State Dept Project Signals Foreign Policy Shift: Review Could Shift Resources to Civilian Agencies for Foreign Development, by Spencer Ackerman, 22 October 2009, in The Washington Independent.
In July, [State Department’s director of policy planning Anne-Marie] Slaughter’s boss, Secretary of State Hillary Rodham Clinton, announced a new planning and budgeting document, called the Quadrennial Diplomacy and Development Review, or QDDR, created to “effectively design, fund, and implement development and foreign assistance as part of a broader foreign policy” every four years. It is the first such effort for the State Department, which is not known for a culture of planning, and is modeled after a planning document produced by the Defense Department that reassesses and guides strategy on a recurring basis. …
The review comes as at a time when the State Department is facing existential questions about its utility to American foreign policy, and some aren’t so sure that it will be as influential as Slaughter believes. In a provocative article last month for Foreign Policy magazine, public-diplomacy specialist Matt Armstrong called the agency “broken and paralyzed, unable to respond to the new 21st-Century paradigm” where both state and non-state actors influence the global agenda. “The QDDR will ultimately be just a document. What it spurs will be the real test,” Armstrong, whose article urged radical departmental restructuring, said in an interview. “As we know from the struggle for minds and wills around the world today, words only go so far.” …

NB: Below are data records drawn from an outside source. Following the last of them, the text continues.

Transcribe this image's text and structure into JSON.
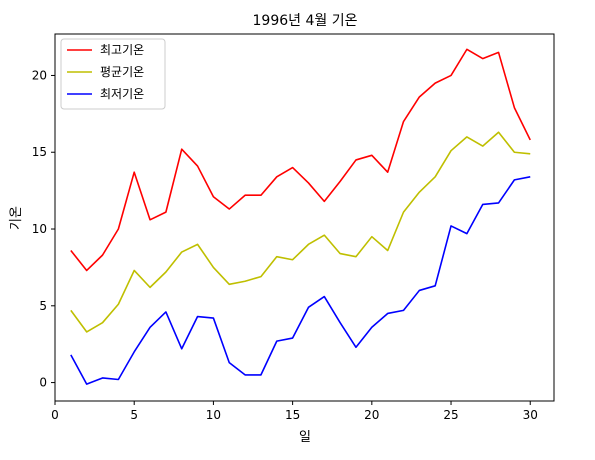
{
  "chart_data": {
    "type": "line",
    "title": "1996년 4월 기온",
    "xlabel": "일",
    "ylabel": "기온",
    "xlim": [
      0,
      31.5
    ],
    "ylim": [
      -1.2,
      22.7
    ],
    "xticks": [
      0,
      5,
      10,
      15,
      20,
      25,
      30
    ],
    "yticks": [
      0,
      5,
      10,
      15,
      20
    ],
    "grid": false,
    "legend_position": "top-left",
    "x": [
      1,
      2,
      3,
      4,
      5,
      6,
      7,
      8,
      9,
      10,
      11,
      12,
      13,
      14,
      15,
      16,
      17,
      18,
      19,
      20,
      21,
      22,
      23,
      24,
      25,
      26,
      27,
      28,
      29,
      30
    ],
    "series": [
      {
        "name": "최고기온",
        "color": "#ff0000",
        "values": [
          8.6,
          7.3,
          8.3,
          10.0,
          13.7,
          10.6,
          11.1,
          15.2,
          14.1,
          12.1,
          11.3,
          12.2,
          12.2,
          13.4,
          14.0,
          13.0,
          11.8,
          13.1,
          14.5,
          14.8,
          13.7,
          17.0,
          18.6,
          19.5,
          20.0,
          21.7,
          21.1,
          21.5,
          17.9,
          15.8
        ]
      },
      {
        "name": "평균기온",
        "color": "#bfbf00",
        "values": [
          4.7,
          3.3,
          3.9,
          5.1,
          7.3,
          6.2,
          7.2,
          8.5,
          9.0,
          7.5,
          6.4,
          6.6,
          6.9,
          8.2,
          8.0,
          9.0,
          9.6,
          8.4,
          8.2,
          9.5,
          8.6,
          11.1,
          12.4,
          13.4,
          15.1,
          16.0,
          15.4,
          16.3,
          15.0,
          14.9
        ]
      },
      {
        "name": "최저기온",
        "color": "#0000ff",
        "values": [
          1.8,
          -0.1,
          0.3,
          0.2,
          2.0,
          3.6,
          4.6,
          2.2,
          4.3,
          4.2,
          1.3,
          0.5,
          0.5,
          2.7,
          2.9,
          4.9,
          5.6,
          3.9,
          2.3,
          3.6,
          4.5,
          4.7,
          6.0,
          6.3,
          10.2,
          9.7,
          11.6,
          11.7,
          13.2,
          13.4
        ]
      }
    ]
  }
}
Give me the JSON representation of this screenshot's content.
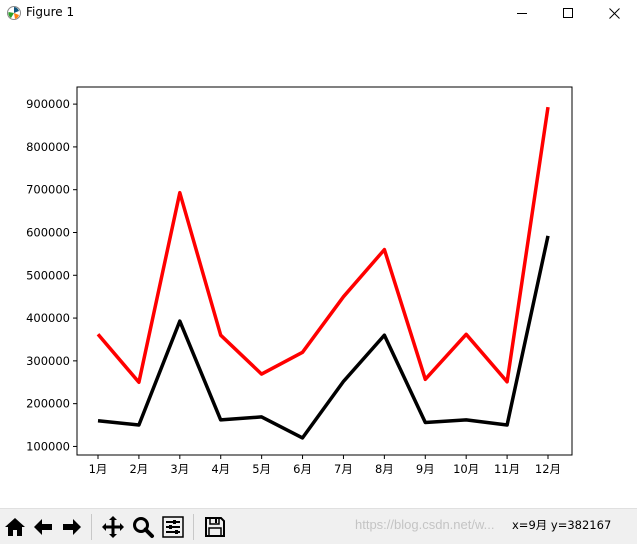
{
  "window": {
    "title": "Figure 1",
    "icon": "matplotlib-icon",
    "controls": [
      "minimize-icon",
      "maximize-icon",
      "close-icon"
    ]
  },
  "toolbar": {
    "buttons": [
      {
        "name": "home-button",
        "icon": "home-icon"
      },
      {
        "name": "back-button",
        "icon": "arrow-left-icon"
      },
      {
        "name": "forward-button",
        "icon": "arrow-right-icon"
      },
      {
        "name": "pan-button",
        "icon": "move-icon"
      },
      {
        "name": "zoom-button",
        "icon": "magnifier-icon"
      },
      {
        "name": "configure-subplots-button",
        "icon": "sliders-icon"
      },
      {
        "name": "save-button",
        "icon": "floppy-disk-icon"
      }
    ],
    "coordinates": "x=9月 y=382167",
    "watermark": "https://blog.csdn.net/w..."
  },
  "chart_data": {
    "type": "line",
    "categories": [
      "1月",
      "2月",
      "3月",
      "4月",
      "5月",
      "6月",
      "7月",
      "8月",
      "9月",
      "10月",
      "11月",
      "12月"
    ],
    "series": [
      {
        "color": "#ff0000",
        "values": [
          362000,
          250000,
          693000,
          360000,
          269000,
          320000,
          450000,
          560000,
          257000,
          362000,
          251000,
          893000
        ]
      },
      {
        "color": "#000000",
        "values": [
          160000,
          150000,
          393000,
          162000,
          169000,
          120000,
          252000,
          360000,
          156000,
          162000,
          150000,
          592000
        ]
      }
    ],
    "ylim": [
      80000,
      940000
    ],
    "yticks": [
      100000,
      200000,
      300000,
      400000,
      500000,
      600000,
      700000,
      800000,
      900000
    ],
    "ytick_labels": [
      "100000",
      "200000",
      "300000",
      "400000",
      "500000",
      "600000",
      "700000",
      "800000",
      "900000"
    ],
    "title": "",
    "xlabel": "",
    "ylabel": "",
    "grid": false
  }
}
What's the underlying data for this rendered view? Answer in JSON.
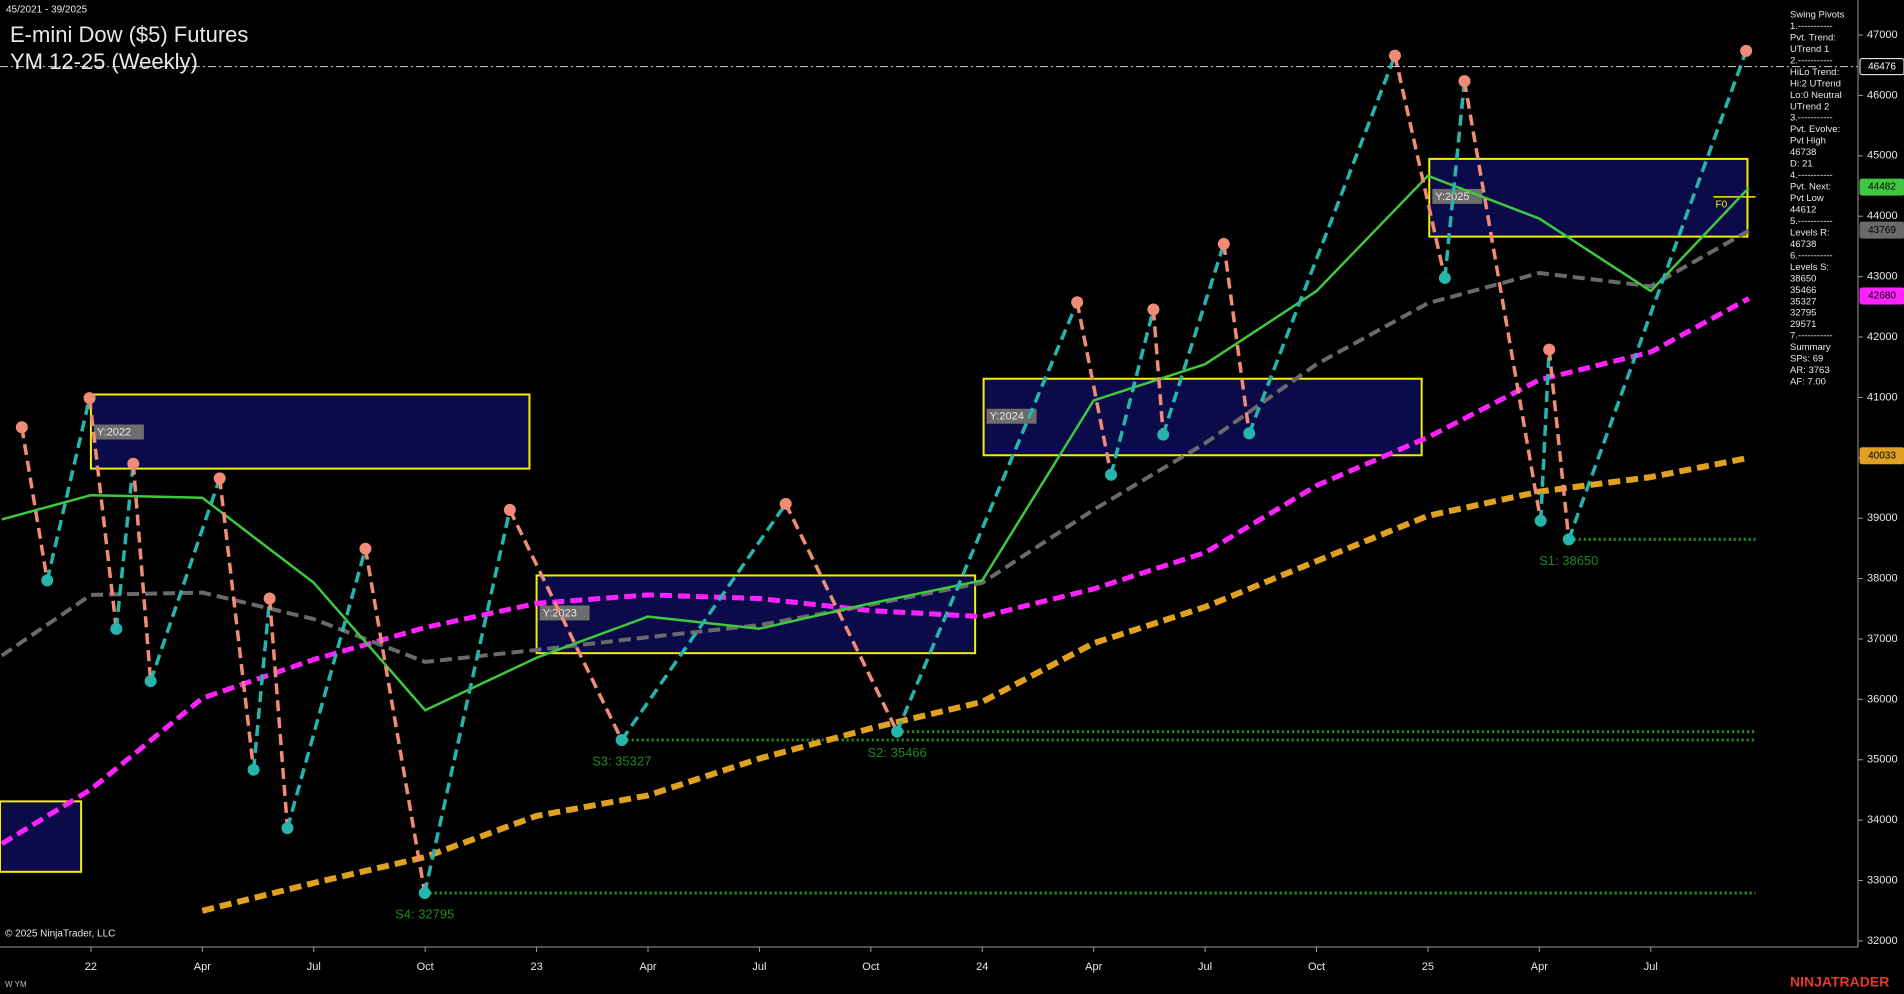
{
  "header": {
    "range": "45/2021 - 39/2025",
    "title": "E-mini Dow ($5) Futures",
    "subtitle": "YM 12-25 (Weekly)"
  },
  "footer": {
    "copyright": "© 2025 NinjaTrader, LLC",
    "instrument": "W YM",
    "brand": "NINJATRADER"
  },
  "info_panel": [
    "Swing Pivots",
    "1.-----------",
    "Pvt. Trend:",
    "UTrend 1",
    "2.-----------",
    "HiLo Trend:",
    "Hi:2 UTrend",
    "Lo:0 Neutral",
    "UTrend 2",
    "3.-----------",
    "Pvt. Evolve:",
    "Pvt High",
    "46738",
    "D: 21",
    "4.-----------",
    "Pvt. Next:",
    "Pvt Low",
    "44612",
    "5.-----------",
    "Levels R:",
    "46738",
    "6.-----------",
    "Levels S:",
    "38650",
    "35466",
    "35327",
    "32795",
    "29571",
    "7.-----------",
    "Summary",
    "SPs: 69",
    "AR: 3763",
    "AF: 7.00"
  ],
  "chart_data": {
    "type": "line",
    "xlim": [
      2021.796,
      2025.965
    ],
    "ylim": [
      31900,
      47580
    ],
    "yticks": [
      32000,
      33000,
      34000,
      35000,
      36000,
      37000,
      38000,
      39000,
      40000,
      41000,
      42000,
      43000,
      44000,
      45000,
      46000,
      47000
    ],
    "xticks": [
      {
        "value": 2022,
        "label": "22"
      },
      {
        "value": 2022.25,
        "label": "Apr"
      },
      {
        "value": 2022.5,
        "label": "Jul"
      },
      {
        "value": 2022.75,
        "label": "Oct"
      },
      {
        "value": 2023,
        "label": "23"
      },
      {
        "value": 2023.25,
        "label": "Apr"
      },
      {
        "value": 2023.5,
        "label": "Jul"
      },
      {
        "value": 2023.75,
        "label": "Oct"
      },
      {
        "value": 2024,
        "label": "24"
      },
      {
        "value": 2024.25,
        "label": "Apr"
      },
      {
        "value": 2024.5,
        "label": "Jul"
      },
      {
        "value": 2024.75,
        "label": "Oct"
      },
      {
        "value": 2025,
        "label": "25"
      },
      {
        "value": 2025.25,
        "label": "Apr"
      },
      {
        "value": 2025.5,
        "label": "Jul"
      }
    ],
    "x": [
      2021.8,
      2022.0,
      2022.25,
      2022.5,
      2022.75,
      2023.0,
      2023.25,
      2023.5,
      2023.75,
      2024.0,
      2024.25,
      2024.5,
      2024.75,
      2025.0,
      2025.25,
      2025.5,
      2025.72
    ],
    "series": [
      {
        "color": "#ff22ff",
        "dashed": true,
        "values": [
          33610,
          34510,
          36020,
          36660,
          37190,
          37590,
          37730,
          37670,
          37470,
          37370,
          37830,
          38430,
          39540,
          40340,
          41290,
          41750,
          42640
        ]
      },
      {
        "color": "#e0a020",
        "dashed": true,
        "values": [
          null,
          null,
          32500,
          32960,
          33390,
          34070,
          34410,
          35020,
          35520,
          35960,
          36930,
          37530,
          38290,
          39040,
          39440,
          39680,
          40000
        ]
      },
      {
        "color": "#6a6a6a",
        "dashed": true,
        "values": [
          36725,
          37730,
          37770,
          37330,
          36620,
          36820,
          37030,
          37230,
          37570,
          37930,
          39140,
          40240,
          41550,
          42560,
          43060,
          42840,
          43760
        ]
      },
      {
        "color": "#3fc83f",
        "dashed": false,
        "values": [
          38980,
          39380,
          39340,
          37930,
          35820,
          36690,
          37370,
          37170,
          37590,
          37970,
          40950,
          41550,
          42760,
          44670,
          43960,
          42760,
          44470
        ]
      }
    ],
    "pivots": {
      "up_color": "#26b5ad",
      "down_color": "#f08c76",
      "x": [
        2021.845,
        2021.902,
        2021.997,
        2022.057,
        2022.095,
        2022.134,
        2022.289,
        2022.365,
        2022.401,
        2022.441,
        2022.616,
        2022.749,
        2022.94,
        2023.191,
        2023.559,
        2023.809,
        2024.213,
        2024.289,
        2024.384,
        2024.406,
        2024.542,
        2024.599,
        2024.926,
        2025.038,
        2025.082,
        2025.253,
        2025.272,
        2025.316,
        2025.714
      ],
      "values": [
        40505,
        37970,
        40988,
        37167,
        39902,
        36302,
        39660,
        34834,
        37670,
        33869,
        38494,
        32795,
        39138,
        35327,
        39238,
        35466,
        42576,
        39720,
        42456,
        40384,
        43541,
        40404,
        46658,
        42978,
        46236,
        38957,
        41792,
        38650,
        46738
      ]
    },
    "boxes": [
      {
        "label": null,
        "x0": 2021.796,
        "x1": 2021.978,
        "high": 34311,
        "low": 33145
      },
      {
        "label": "Y:2022",
        "x0": 2022.0,
        "x1": 2022.984,
        "high": 41048,
        "low": 39821
      },
      {
        "label": "Y:2023",
        "x0": 2023.0,
        "x1": 2023.984,
        "high": 38052,
        "low": 36765
      },
      {
        "label": "Y:2024",
        "x0": 2024.003,
        "x1": 2024.986,
        "high": 41309,
        "low": 40042
      },
      {
        "label": "Y:2025",
        "x0": 2025.003,
        "x1": 2025.717,
        "high": 44949,
        "low": 43662,
        "note": "F0"
      }
    ],
    "box_color": "#f0f000",
    "levels_end": 2025.735,
    "levels": [
      {
        "label": "S1: 38650",
        "value": 38650,
        "start": 2025.316
      },
      {
        "label": "S2: 35466",
        "value": 35466,
        "start": 2023.809
      },
      {
        "label": "S3: 35327",
        "value": 35327,
        "start": 2023.191
      },
      {
        "label": "S4: 32795",
        "value": 32795,
        "start": 2022.749
      }
    ],
    "price_markers": [
      {
        "value": 46476,
        "color": "#000000",
        "line": true
      },
      {
        "value": 44482,
        "color": "#3fc83f"
      },
      {
        "value": 43769,
        "color": "#6a6a6a"
      },
      {
        "value": 42680,
        "color": "#ff22ff"
      },
      {
        "value": 40033,
        "color": "#e0a020"
      }
    ]
  }
}
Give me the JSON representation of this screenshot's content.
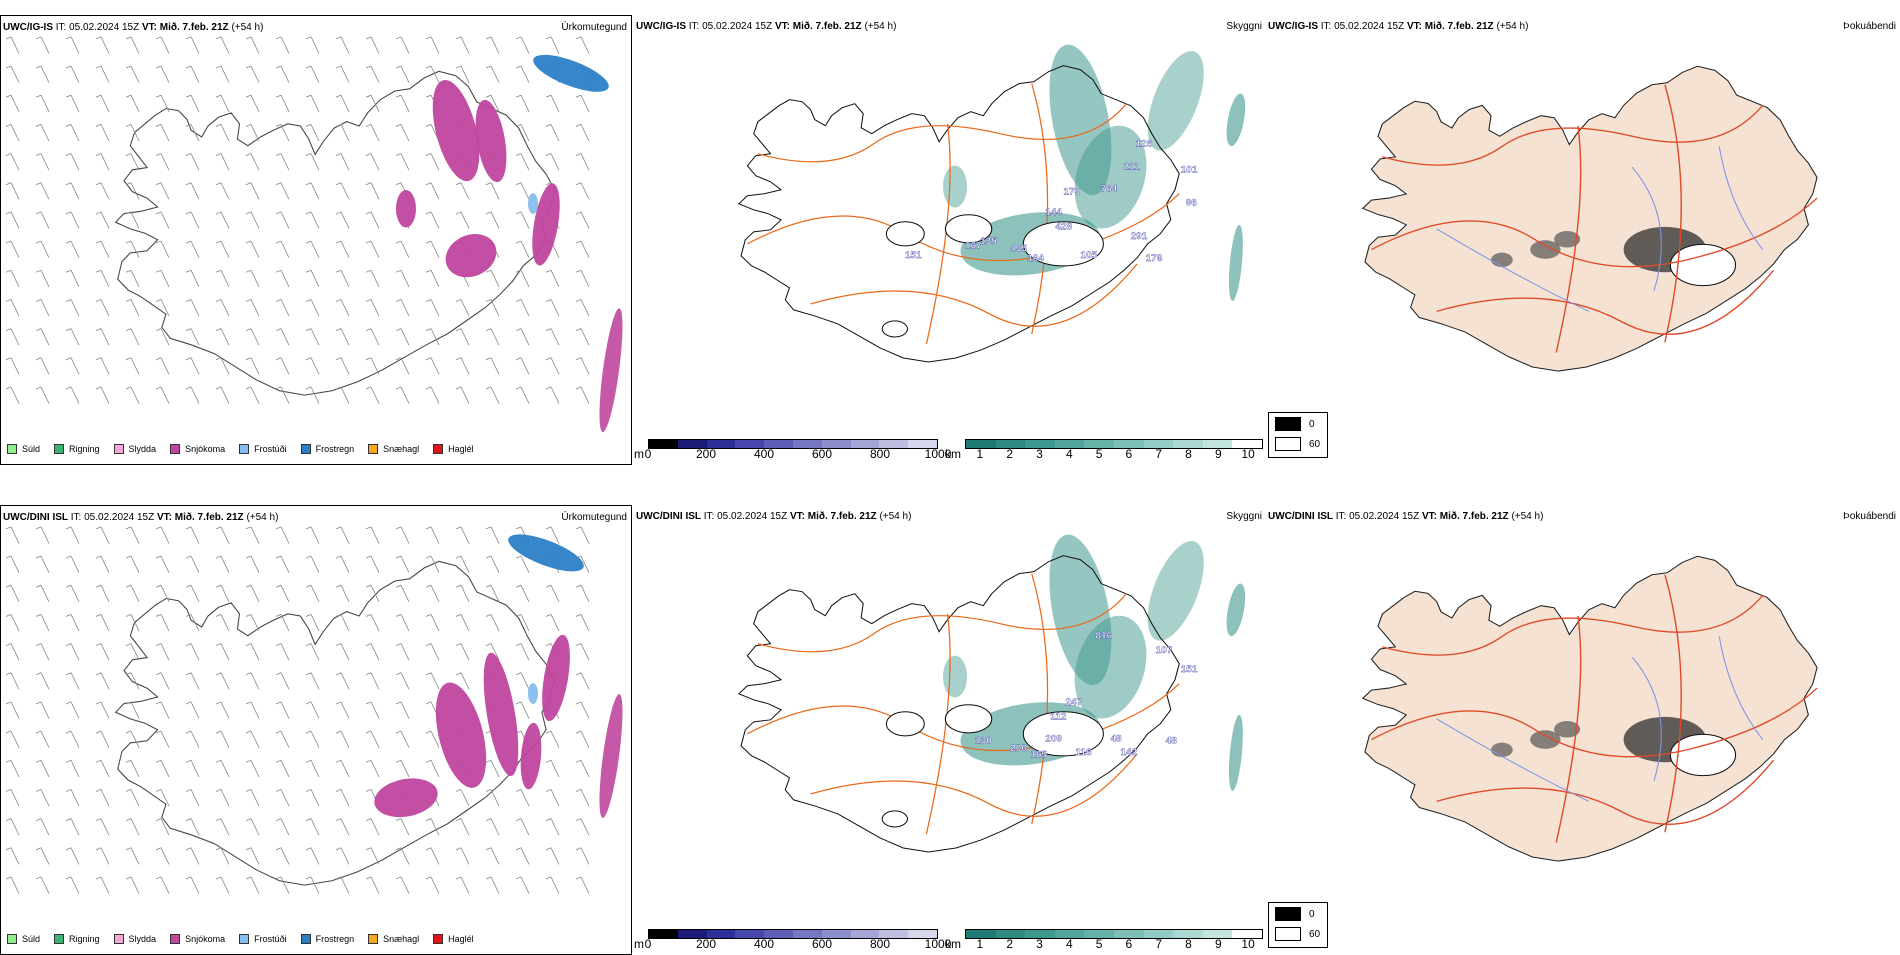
{
  "rows": [
    {
      "model": "UWC/IG-IS",
      "it_label": "IT: 05.02.2024 15Z",
      "vt_label": "VT: Mið. 7.feb. 21Z",
      "offset": "(+54 h)",
      "precip_field": "Úrkomutegund",
      "visibility_field": "Skyggni",
      "cloud_field": "Þokuábendi",
      "height_labels": [
        "126",
        "211",
        "101",
        "764",
        "179",
        "96",
        "144",
        "428",
        "291",
        "135",
        "495",
        "164",
        "105",
        "176",
        "167",
        "151"
      ]
    },
    {
      "model": "UWC/DINI ISL",
      "it_label": "IT: 05.02.2024 15Z",
      "vt_label": "VT: Mið. 7.feb. 21Z",
      "offset": "(+54 h)",
      "precip_field": "Úrkomutegund",
      "visibility_field": "Skyggni",
      "cloud_field": "Þokuábendi",
      "height_labels": [
        "816",
        "107",
        "151",
        "247",
        "112",
        "209",
        "130",
        "206",
        "165",
        "116",
        "48",
        "142",
        "48"
      ]
    }
  ],
  "precip_legend": [
    {
      "label": "Súld",
      "color": "#90ee90"
    },
    {
      "label": "Rigning",
      "color": "#3cb371"
    },
    {
      "label": "Slydda",
      "color": "#f4a6d7"
    },
    {
      "label": "Snjókoma",
      "color": "#c0469f"
    },
    {
      "label": "Frostúði",
      "color": "#87bdf0"
    },
    {
      "label": "Frostregn",
      "color": "#2c7fc7"
    },
    {
      "label": "Snæhagl",
      "color": "#f5a623"
    },
    {
      "label": "Haglél",
      "color": "#e0141c"
    }
  ],
  "height_scale": {
    "unit": "m",
    "ticks": [
      "0",
      "200",
      "400",
      "600",
      "800",
      "1000"
    ],
    "colors": [
      "#000000",
      "#1c1c78",
      "#2e2e98",
      "#4646ac",
      "#5e5eb8",
      "#7676c2",
      "#8e8ecc",
      "#a6a6d6",
      "#bebee0",
      "#d6d6ec"
    ]
  },
  "visibility_scale": {
    "unit": "km",
    "ticks": [
      "1",
      "2",
      "3",
      "4",
      "5",
      "6",
      "7",
      "8",
      "9",
      "10"
    ],
    "colors": [
      "#1f7a74",
      "#2f8a82",
      "#3f988f",
      "#52a59c",
      "#66b2a9",
      "#7cbfb6",
      "#93ccc4",
      "#abd8d1",
      "#c4e4df",
      "#ffffff"
    ]
  },
  "cloud_legend": [
    {
      "label": "0",
      "color": "#000000"
    },
    {
      "label": "60",
      "color": "#ffffff"
    }
  ],
  "colors": {
    "land_fill": "#f5e2d2",
    "road": "#e86a1a",
    "road_cloud": "#e04a28",
    "river": "#7e95e6",
    "snow": "#c0469f",
    "frost_rain": "#2c7fc7",
    "frost_drizzle": "#87bdf0",
    "vis_teal": "#3f988f",
    "height_blue": "#4646ac"
  }
}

Only one policy option has been ruled out: dissolving USAID and moving development work to the State Department. “There will be no merger,” Slaughter said. “Secretary Clinton has made clear she wants a strong AID, a well-resourced AID, [and] wants diplomacy and development well-integrated.”
Armstrong has a similar focus, but he wondered how thoroughly the QDDR would adopt the critique. “A focus of the QDDR seems to be State’s ability to play well with others,” he said. “But creating more plugs and sockets to connect with other agencies will be of little value if the internal bureaucratic friction that inhibits agility and creativity are not addressed.” He said that the department would need to abandon its bureaucratic “emphasis on national borders”- the State Department is primarily organized around countries, rather than transnational phenomena — if it wants to become “become an effective alternative and counterweight to DOD.”